Former Senate Majority Leader George Mitchell, a Democrat and Waterville native who recently served as a special envoy for the Obama administration, endorsed a yes vote Wednesday, according to the campaign.

“Our country has consistently marched forward, making our elections more accessible and open, and encouraging more people to participate,” Mitchell said in a prepared statement.

The PPP poll surveyed 673 Mainers from Oct. 28-31 and has a margin of error of 3.8 percentage points. It was conducted by automated telephone interviews, and the firm is considered a Democratic polling company.

Critical Insights, based in Portland, completed 600 phone interviews from Oct. 18-23. Its poll has a margin of error of 4 percentage points.

Like all close elections, this one will come down to which side does a better job getting supporters to the polls. That’s especially important in an off-year election when there are no major candidates on the statewide ballot.

The No on 1 campaign faced a setback earlier this week when the staff at the ethics commission levied a $3,251 fine because it missed a campaign finance report filing deadline by two days.

“That was an error on our part,” Webber said. “We’re not planning on contesting it.”

The question is on the ballot because Democratic-leaning groups such as the Maine People’s Alliance gathered the signatures necessary to call for a people’s veto vote on a law passed earlier this year by the Legislature.
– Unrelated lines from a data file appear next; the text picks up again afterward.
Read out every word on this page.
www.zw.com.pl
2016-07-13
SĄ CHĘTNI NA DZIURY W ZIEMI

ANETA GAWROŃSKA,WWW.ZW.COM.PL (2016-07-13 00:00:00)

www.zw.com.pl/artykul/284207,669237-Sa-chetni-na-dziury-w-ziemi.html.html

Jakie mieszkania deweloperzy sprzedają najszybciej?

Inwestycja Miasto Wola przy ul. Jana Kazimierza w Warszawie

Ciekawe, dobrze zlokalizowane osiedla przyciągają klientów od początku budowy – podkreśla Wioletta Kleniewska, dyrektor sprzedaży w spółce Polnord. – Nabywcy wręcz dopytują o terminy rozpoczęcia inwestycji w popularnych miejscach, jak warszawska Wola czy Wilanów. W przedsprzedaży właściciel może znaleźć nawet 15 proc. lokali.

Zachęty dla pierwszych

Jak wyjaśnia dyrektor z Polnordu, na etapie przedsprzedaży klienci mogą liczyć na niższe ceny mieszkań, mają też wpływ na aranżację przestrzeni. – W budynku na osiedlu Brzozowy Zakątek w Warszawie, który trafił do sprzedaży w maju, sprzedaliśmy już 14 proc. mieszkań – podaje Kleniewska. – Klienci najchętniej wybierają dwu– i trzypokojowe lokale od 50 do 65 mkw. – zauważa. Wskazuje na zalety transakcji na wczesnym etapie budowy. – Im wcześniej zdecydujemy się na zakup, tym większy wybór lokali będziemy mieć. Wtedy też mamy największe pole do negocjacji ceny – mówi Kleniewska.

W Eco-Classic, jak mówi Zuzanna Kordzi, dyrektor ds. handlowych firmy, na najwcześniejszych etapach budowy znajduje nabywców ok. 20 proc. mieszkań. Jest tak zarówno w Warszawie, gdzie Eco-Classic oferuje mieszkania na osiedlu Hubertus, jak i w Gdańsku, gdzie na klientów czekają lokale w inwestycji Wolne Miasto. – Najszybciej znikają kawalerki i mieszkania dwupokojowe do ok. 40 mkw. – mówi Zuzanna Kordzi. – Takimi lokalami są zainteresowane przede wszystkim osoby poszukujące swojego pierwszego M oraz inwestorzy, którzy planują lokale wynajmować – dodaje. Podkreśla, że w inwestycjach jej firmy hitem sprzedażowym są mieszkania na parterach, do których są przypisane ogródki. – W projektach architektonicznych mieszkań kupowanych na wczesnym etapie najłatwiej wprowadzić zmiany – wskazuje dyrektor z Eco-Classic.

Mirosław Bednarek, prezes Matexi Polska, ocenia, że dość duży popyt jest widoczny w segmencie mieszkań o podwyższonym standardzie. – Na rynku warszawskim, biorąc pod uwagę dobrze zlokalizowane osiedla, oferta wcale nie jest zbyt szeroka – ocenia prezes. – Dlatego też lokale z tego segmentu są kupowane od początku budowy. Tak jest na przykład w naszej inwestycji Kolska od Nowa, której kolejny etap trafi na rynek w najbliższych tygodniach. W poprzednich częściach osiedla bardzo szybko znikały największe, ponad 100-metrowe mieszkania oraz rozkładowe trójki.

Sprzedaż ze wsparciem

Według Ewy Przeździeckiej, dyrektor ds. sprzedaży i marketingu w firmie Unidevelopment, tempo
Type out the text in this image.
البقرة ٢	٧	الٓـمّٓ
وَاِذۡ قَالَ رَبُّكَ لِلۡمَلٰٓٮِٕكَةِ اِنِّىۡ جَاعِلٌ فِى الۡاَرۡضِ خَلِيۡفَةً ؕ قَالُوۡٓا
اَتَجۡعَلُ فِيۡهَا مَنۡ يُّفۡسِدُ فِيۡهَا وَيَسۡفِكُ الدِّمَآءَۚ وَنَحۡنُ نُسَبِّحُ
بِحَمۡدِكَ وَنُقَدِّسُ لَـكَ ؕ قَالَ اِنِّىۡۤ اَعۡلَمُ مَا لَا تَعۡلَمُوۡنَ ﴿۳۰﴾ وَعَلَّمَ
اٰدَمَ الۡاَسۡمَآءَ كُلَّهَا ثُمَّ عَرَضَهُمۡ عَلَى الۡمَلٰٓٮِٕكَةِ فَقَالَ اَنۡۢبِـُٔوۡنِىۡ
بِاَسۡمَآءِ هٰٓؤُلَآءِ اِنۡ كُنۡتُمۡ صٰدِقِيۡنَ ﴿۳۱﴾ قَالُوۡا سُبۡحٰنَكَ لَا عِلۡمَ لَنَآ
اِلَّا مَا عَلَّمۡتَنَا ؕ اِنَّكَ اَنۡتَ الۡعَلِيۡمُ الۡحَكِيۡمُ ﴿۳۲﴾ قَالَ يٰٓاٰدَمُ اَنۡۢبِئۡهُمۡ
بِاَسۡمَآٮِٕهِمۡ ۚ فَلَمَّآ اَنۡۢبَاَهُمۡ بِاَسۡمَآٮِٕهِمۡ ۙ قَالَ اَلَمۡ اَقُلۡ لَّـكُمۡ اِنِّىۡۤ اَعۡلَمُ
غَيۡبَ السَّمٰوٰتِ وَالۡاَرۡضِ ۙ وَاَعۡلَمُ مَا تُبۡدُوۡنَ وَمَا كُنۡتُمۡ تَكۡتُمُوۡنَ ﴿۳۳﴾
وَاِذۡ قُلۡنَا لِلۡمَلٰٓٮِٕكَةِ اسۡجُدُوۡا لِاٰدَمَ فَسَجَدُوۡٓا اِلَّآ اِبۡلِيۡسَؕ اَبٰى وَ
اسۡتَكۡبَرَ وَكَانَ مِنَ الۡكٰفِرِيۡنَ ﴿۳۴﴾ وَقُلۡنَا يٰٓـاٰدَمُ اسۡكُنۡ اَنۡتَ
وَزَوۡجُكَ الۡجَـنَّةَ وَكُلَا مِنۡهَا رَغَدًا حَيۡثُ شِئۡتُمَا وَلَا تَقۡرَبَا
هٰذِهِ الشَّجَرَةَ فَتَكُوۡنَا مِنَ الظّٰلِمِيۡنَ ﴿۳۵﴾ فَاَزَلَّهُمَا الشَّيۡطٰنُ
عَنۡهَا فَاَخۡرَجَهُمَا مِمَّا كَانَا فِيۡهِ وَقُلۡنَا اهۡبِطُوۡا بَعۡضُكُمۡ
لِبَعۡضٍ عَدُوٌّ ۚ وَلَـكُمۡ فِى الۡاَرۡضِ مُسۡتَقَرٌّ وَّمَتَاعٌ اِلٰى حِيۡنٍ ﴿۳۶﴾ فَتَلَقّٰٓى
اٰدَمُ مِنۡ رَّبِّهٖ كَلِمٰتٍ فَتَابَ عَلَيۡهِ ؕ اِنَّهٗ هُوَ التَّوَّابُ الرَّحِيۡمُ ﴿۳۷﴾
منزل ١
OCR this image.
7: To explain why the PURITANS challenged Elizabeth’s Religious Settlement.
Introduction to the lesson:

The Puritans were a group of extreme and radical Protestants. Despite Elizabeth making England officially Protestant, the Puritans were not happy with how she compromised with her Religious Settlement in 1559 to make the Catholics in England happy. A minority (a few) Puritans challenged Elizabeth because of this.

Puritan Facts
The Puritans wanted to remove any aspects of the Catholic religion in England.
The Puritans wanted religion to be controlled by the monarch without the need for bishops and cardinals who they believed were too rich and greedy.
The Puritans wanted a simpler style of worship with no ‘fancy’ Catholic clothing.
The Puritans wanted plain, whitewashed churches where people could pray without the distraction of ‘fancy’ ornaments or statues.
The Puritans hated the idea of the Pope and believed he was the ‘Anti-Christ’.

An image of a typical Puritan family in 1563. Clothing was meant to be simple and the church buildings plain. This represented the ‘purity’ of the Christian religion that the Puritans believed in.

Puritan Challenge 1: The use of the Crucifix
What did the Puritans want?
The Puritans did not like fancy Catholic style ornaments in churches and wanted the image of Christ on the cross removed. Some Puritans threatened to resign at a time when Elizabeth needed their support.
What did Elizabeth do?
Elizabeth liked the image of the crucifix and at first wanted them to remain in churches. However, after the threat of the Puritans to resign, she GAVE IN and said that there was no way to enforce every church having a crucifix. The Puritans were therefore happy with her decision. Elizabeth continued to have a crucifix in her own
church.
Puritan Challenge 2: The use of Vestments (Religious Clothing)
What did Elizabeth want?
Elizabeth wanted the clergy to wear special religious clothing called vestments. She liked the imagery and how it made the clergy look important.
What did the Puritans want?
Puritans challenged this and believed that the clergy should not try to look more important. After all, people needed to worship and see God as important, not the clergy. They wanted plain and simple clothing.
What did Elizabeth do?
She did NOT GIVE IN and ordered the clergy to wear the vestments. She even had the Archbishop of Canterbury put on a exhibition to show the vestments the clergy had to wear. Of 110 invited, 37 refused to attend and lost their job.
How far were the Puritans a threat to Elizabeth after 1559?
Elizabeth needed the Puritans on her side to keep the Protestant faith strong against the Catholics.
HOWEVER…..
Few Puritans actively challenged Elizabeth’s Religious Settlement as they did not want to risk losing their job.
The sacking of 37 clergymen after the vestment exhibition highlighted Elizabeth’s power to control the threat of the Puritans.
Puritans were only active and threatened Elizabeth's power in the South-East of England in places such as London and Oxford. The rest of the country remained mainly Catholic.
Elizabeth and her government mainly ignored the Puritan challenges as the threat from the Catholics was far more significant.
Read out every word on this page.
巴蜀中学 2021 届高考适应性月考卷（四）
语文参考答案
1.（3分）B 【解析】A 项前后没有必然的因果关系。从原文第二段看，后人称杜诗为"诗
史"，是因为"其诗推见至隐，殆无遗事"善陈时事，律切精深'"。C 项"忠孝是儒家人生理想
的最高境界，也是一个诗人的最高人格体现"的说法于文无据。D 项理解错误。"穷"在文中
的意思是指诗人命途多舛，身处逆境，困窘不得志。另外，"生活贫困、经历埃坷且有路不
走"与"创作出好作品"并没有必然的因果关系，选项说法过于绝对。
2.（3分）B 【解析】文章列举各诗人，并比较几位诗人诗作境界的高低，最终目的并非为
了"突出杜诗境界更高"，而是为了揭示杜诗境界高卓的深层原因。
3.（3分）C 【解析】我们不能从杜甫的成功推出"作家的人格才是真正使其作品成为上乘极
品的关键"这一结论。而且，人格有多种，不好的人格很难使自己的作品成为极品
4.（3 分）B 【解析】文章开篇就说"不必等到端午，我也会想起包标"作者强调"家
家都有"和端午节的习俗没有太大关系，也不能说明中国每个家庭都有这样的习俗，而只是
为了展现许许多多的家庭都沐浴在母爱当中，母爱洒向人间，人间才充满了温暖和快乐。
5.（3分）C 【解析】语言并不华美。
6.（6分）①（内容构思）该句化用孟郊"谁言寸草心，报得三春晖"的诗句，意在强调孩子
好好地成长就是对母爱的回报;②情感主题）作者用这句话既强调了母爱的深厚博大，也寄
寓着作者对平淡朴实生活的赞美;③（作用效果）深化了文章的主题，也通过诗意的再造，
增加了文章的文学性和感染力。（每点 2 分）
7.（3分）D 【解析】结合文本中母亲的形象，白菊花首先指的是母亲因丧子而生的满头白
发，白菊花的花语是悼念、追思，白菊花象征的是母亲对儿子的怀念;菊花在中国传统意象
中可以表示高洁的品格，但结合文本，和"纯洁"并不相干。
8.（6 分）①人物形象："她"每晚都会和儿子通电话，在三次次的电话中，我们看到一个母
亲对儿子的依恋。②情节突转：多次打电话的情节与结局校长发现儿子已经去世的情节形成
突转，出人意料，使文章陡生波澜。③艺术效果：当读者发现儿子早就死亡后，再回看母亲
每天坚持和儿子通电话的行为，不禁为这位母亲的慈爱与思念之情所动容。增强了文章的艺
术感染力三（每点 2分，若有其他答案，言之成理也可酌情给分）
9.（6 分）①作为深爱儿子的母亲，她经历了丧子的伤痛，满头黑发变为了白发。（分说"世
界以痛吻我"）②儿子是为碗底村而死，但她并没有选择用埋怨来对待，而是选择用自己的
Supported mostly by Republicans, the law would end the state’s nearly 40-year-old practice of allowing people to register and vote on Election Day.

The bill was heavily lobbied by Maine Republican Party Chairman Charlie Webster, who said clerks in the college town of Farmington had problems keeping up with new registrations from students who showed up to vote. Clerks often didn’t have enough time to properly ensure that the students were Maine residents, he said.

“We need to secure Maine elections better,” Webber said. “They are woefully unsecure right now, error-prone and lax.” She said 41 other states require waiting periods before allowing newly registered people to vote.

Supporters of Election Day registration say there is no evidence of fraud and that the practice has contributed to the state’s traditionally high voter turnout.

“Same-day voter registration in Maine has worked for 40 years,” Farmer said. “Democracy is healthier when more people are able to participate.”